Celebrating Irish Heritage

If you are a newcomer in Nova Scotia, you may be wondering why so many people are wearing green today. March 17th is Saint Patrick’s Day, which started in the 1600s when the Vatican recognized it as a Saint’s day. What started as a Christian (primarily Catholic) holiday became a bigger celebration of Irish culture.

Many of the traditions around Saint Patrick’s Day actually originated in the United States, where Irish immigrants used the day to celebrate their heritage. Corned beef and cabbage is a traditional food for the day, which started with the Irish Americans who in the 1800s were mostly poor and could only afford the cheaper cuts of meat.

The tradition of wearing green has several potential origins.
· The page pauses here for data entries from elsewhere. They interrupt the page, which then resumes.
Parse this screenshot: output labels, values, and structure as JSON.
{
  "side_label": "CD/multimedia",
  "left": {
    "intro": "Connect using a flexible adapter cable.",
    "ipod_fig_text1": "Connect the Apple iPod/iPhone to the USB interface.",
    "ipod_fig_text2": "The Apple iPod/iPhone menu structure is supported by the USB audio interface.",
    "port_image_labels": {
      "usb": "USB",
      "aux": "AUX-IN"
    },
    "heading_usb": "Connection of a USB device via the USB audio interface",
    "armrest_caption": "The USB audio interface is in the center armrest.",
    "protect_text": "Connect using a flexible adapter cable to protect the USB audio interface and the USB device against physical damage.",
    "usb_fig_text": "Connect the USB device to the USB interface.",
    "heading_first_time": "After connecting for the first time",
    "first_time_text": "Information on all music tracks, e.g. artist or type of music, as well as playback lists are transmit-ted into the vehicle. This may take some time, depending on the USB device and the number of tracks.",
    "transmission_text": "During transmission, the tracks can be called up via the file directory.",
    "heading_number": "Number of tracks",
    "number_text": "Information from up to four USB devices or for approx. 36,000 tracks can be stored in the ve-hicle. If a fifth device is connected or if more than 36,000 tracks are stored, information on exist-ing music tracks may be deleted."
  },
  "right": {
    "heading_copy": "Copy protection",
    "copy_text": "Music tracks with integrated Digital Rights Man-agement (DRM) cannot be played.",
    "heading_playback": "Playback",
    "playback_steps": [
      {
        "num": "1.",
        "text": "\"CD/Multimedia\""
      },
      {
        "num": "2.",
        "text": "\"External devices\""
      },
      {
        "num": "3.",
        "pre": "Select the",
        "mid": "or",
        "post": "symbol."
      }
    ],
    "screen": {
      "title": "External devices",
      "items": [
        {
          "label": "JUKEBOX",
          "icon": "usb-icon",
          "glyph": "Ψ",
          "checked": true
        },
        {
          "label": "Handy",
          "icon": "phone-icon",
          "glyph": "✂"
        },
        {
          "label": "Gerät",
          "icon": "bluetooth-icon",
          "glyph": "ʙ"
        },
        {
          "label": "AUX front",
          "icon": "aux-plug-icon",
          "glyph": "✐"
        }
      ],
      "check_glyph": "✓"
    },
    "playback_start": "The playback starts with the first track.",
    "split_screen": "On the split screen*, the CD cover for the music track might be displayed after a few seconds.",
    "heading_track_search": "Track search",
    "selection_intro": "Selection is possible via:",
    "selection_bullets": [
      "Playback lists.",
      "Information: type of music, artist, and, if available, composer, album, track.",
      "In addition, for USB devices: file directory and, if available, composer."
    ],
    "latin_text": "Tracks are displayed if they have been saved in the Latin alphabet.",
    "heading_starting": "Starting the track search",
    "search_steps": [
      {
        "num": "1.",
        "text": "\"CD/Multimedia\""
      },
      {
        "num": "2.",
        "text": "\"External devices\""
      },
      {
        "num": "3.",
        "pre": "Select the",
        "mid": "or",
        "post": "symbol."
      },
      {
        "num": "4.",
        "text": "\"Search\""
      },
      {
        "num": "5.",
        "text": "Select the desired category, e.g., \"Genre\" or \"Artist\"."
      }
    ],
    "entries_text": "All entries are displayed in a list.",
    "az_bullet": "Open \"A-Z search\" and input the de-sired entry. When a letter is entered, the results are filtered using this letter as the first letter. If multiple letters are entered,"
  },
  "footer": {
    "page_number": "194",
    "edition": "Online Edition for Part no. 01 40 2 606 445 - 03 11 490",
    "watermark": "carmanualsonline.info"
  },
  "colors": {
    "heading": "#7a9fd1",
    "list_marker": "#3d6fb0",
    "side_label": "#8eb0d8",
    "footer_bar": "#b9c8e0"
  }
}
Ireland is also known as the Emerald Isle, green is one of the strips on the flag of Ireland, and shamrocks are green. Shamrocks are also associated with Saint Patrick, with legends of him using the three-leaf clover to teach people about the Holy Trinity (the Father, son, and holy spirit/ghost). Another legend associated with wearing green is that leprechauns, mischievous fairy-like beings from Irish folklore often portrayed wearing green outfits themselves, would go around pinching people who were not wearing green clothing.

To everyone celebrating today, we wish you a Happy Saint Patrick’s Day!